Your question contains several aspects, but let me answer the most fundamental one:
Is this a hard task for Flink, why is this not a standard example?
Yes, the median is a hard concept, as the only way to determine it is to keep the full data.
Many statistics don't need the full data to be calculated. For instance:
- If you have the total sum, you can take the previous total sum and add the latest observation.
- If you have the total count, you add 1 and have the new total count
- If you have the average, under the hood you can just keep track of the total sum and count, and at any point calculate the new average based on an observation.
This can even be done with more complicated metrics, like the standard deviation.
However, there is no shortcut for determining the median, the only way to know what the median is after adding a new observation, is by looking at all observations and then figuring out what the middle one is.
As such, it is a challenging metric and the size of the data that comes in will need to be handled.

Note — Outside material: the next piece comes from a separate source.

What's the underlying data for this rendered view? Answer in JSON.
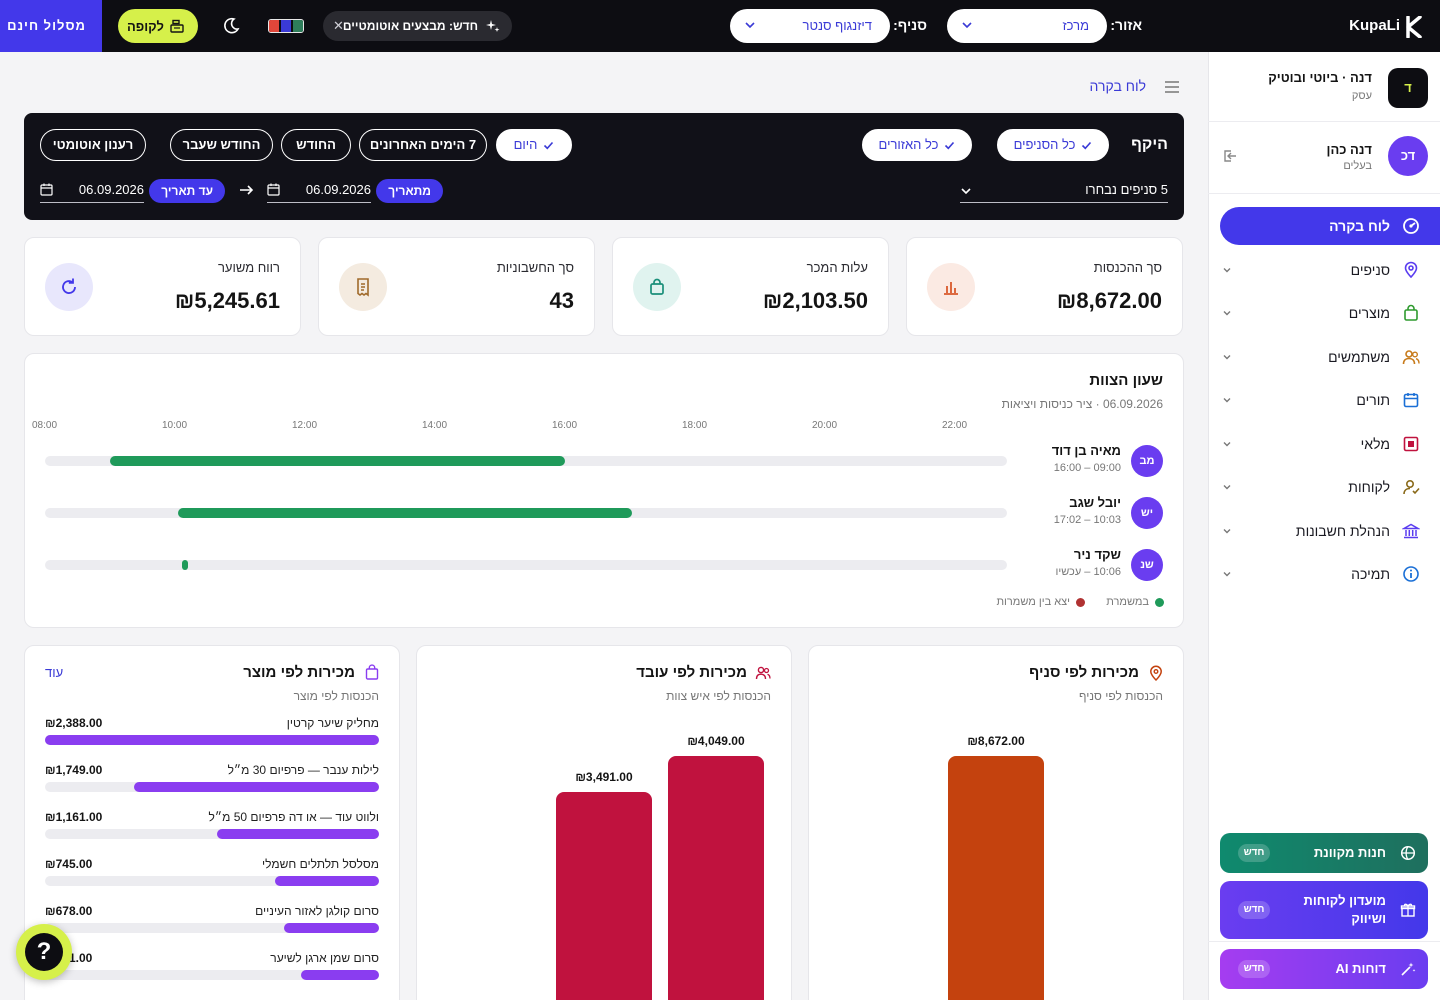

As mentioned there may be estimates in the workings like this: https://issues.apache.org/jira/browse/FLINK-2147
Alternately, you could look at how your data is distributed, and perhaps estimate the median with metrics like Mean, Skew, and Kurtosis.
A final solution I could come up with, is if you need to know approximately what the value should be, is to pick a few 'candidates' and count the fractin of observations below them. The one closest to 50% would then be a reasonable estimate.